Location: A91 motorway Rome-Fiumicino, Magliana, Rome
Author: Riccardo Morandi
Chronology: 1964 | 1967
Itinerary: A hard-working country
use: highway viaduct
The viaduct designed by Riccardo Morandi for the Rome-Fiumicino motorway is actually named after Franco della Scala, an Anas director who was a victim of the terrorist attack that took place at Fiumicino airport in 1985. The pre-stressed reinforced concrete bridge is 145 meters long and is 24 meters wide; it was the first of its kind built in Rome and the only one, among the cable-stayed viaducts of Morandi, which supports a curvilinear road section. In the same area, at the beginning of the ’80s, two iron bridges were built, which convey the collectors of the Magliana area. They are both cable-stayed, but they follow a straight line. Together, all these structures configure an impressive panorama, almost a “gateway” to the city of Rome for those who approach by car, coming from the airport.

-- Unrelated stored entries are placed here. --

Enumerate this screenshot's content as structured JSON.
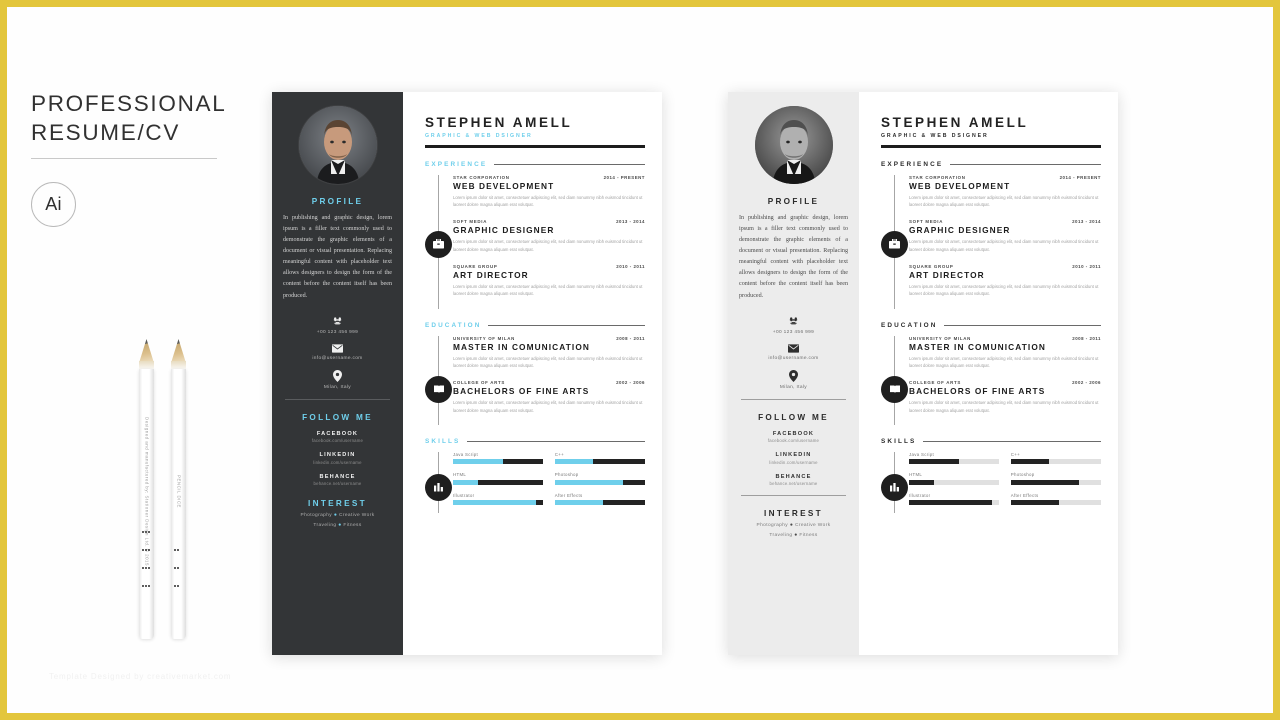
{
  "frame": {
    "accent_color": "#e3c63c"
  },
  "title": {
    "line1": "PROFESSIONAL",
    "line2": "RESUME/CV",
    "badge": "Ai"
  },
  "watermark": "Template Designed by creativemarket.com",
  "pencils": [
    {
      "vertical_text": "Designed and manufactured by: Stationer Design Ltd. © 2015"
    },
    {
      "vertical_text": "PENCIL DICE"
    }
  ],
  "colors": {
    "accent_cyan": "#6fcfeb",
    "dark_sidebar": "#333537",
    "light_sidebar": "#ececec",
    "ink": "#1c1c1c"
  },
  "resume": {
    "header": {
      "name": "STEPHEN AMELL",
      "role": "GRAPHIC & WEB DSIGNER"
    },
    "sidebar": {
      "profile_title": "PROFILE",
      "profile_text": "In publishing and graphic design, lorem ipsum is a filler text commonly used to demonstrate the graphic elements of a document or visual presentation. Replacing meaningful content with placeholder text allows designers to design the form of the content before the content itself has been produced.",
      "contact": [
        {
          "icon": "phone-icon",
          "value": "+00 123 456 999"
        },
        {
          "icon": "envelope-icon",
          "value": "info@username.com"
        },
        {
          "icon": "location-pin-icon",
          "value": "Milan, Italy"
        }
      ],
      "follow_title": "FOLLOW ME",
      "social": [
        {
          "name": "FACEBOOK",
          "url": "facebook.com/username"
        },
        {
          "name": "LINKEDIN",
          "url": "linkedin.com/username"
        },
        {
          "name": "BEHANCE",
          "url": "behance.net/username"
        }
      ],
      "interest_title": "INTEREST",
      "interests": [
        {
          "left": "Photography",
          "right": "Creative Work"
        },
        {
          "left": "Traveling",
          "right": "Fitness"
        }
      ]
    },
    "sections": {
      "experience": {
        "label": "EXPERIENCE",
        "icon": "briefcase-icon",
        "entries": [
          {
            "org": "STAR CORPORATION",
            "position": "WEB DEVELOPMENT",
            "date": "2014 - PRESENT",
            "desc": "Lorem ipsum dolor sit amet, consectetuer adipiscing elit, sed diam nonummy nibh euismod tincidunt ut laoreet dolore magna aliquam erat volutpat."
          },
          {
            "org": "SOFT MEDIA",
            "position": "GRAPHIC DESIGNER",
            "date": "2013 - 2014",
            "desc": "Lorem ipsum dolor sit amet, consectetuer adipiscing elit, sed diam nonummy nibh euismod tincidunt ut laoreet dolore magna aliquam erat volutpat."
          },
          {
            "org": "SQUARE GROUP",
            "position": "ART DIRECTOR",
            "date": "2010 - 2011",
            "desc": "Lorem ipsum dolor sit amet, consectetuer adipiscing elit, sed diam nonummy nibh euismod tincidunt ut laoreet dolore magna aliquam erat volutpat."
          }
        ]
      },
      "education": {
        "label": "EDUCATION",
        "icon": "graduation-book-icon",
        "entries": [
          {
            "org": "UNIVERSITY OF MILAN",
            "position": "MASTER IN COMUNICATION",
            "date": "2008 - 2011",
            "desc": "Lorem ipsum dolor sit amet, consectetuer adipiscing elit, sed diam nonummy nibh euismod tincidunt ut laoreet dolore magna aliquam erat volutpat."
          },
          {
            "org": "COLLEGE OF ARTS",
            "position": "BACHELORS OF FINE ARTS",
            "date": "2002 - 2006",
            "desc": "Lorem ipsum dolor sit amet, consectetuer adipiscing elit, sed diam nonummy nibh euismod tincidunt ut laoreet dolore magna aliquam erat volutpat."
          }
        ]
      },
      "skills": {
        "label": "SKILLS",
        "icon": "bar-chart-icon",
        "items": [
          {
            "name": "Java Script",
            "percent": 55
          },
          {
            "name": "C++",
            "percent": 42
          },
          {
            "name": "HTML",
            "percent": 28
          },
          {
            "name": "Photoshop",
            "percent": 76
          },
          {
            "name": "Illustrator",
            "percent": 92
          },
          {
            "name": "After Effects",
            "percent": 53
          }
        ]
      }
    }
  }
}
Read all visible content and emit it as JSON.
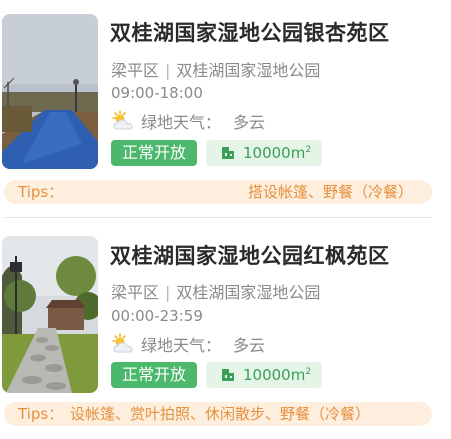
{
  "parks": [
    {
      "name": "双桂湖国家湿地公园银杏苑区",
      "district": "梁平区",
      "park": "双桂湖国家湿地公园",
      "hours": "09:00-18:00",
      "weather_label": "绿地天气：",
      "weather_value": "多云",
      "weather_icon": "partly-cloudy-icon",
      "status": "正常开放",
      "area": "10000m",
      "area_unit_sup": "2",
      "tips_label": "Tips：",
      "tips_text": "搭设帐篷、野餐（冷餐）"
    },
    {
      "name": "双桂湖国家湿地公园红枫苑区",
      "district": "梁平区",
      "park": "双桂湖国家湿地公园",
      "hours": "00:00-23:59",
      "weather_label": "绿地天气：",
      "weather_value": "多云",
      "weather_icon": "partly-cloudy-icon",
      "status": "正常开放",
      "area": "10000m",
      "area_unit_sup": "2",
      "tips_label": "Tips：",
      "tips_text": "设帐篷、赏叶拍照、休闲散步、野餐（冷餐）"
    }
  ],
  "separator": "|",
  "colors": {
    "open_badge": "#4bb86b",
    "area_badge_bg": "#e4f5e8",
    "tips_bg": "#fdeede",
    "tips_text": "#e6913e"
  }
}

The cable-stayed solution was adopted because of a landslide that dragged some pylons of the Rome-Fiumicino highway, then under construction. Among Morandi’s proposals, was chosen the one that allowed to minimize the supports on the ground on a geologically unstable ground. The foundations of the bridge are situated outside the landslide limit. Two pairs of pre-stressed reinforced concrete rods start from the central antennas: the rods facing east (towards Rome) diverge and are anchored to the ground with powerful counterweights, since they do not support the deck but only balance the structure; the second pair of tie rods, facing west (towards Fiumicino), instead attaches the viaduct deck to the central point of the gorge created by the landslide; from there, the remaining section of the viaduct behaves like a beam with two supports, one on the section of carriageway supported by the tie rods, and the other one on the head of the section of the pre-existent viaduct, not affected by the landslide.
The concrete construction uses the technique of prestressing, which allows to give tensile strength to a material that is resistant, by its nature, only to the strength of compression. This allowed the Roman engineer to design very elegant structures from the point of view of the homogeneity of the material.
The technique of prestressing also allowed Morandi to work on thinner sections than those he would have obtained using non-prestressed reinforced concrete, enhancing the thickness of the structure.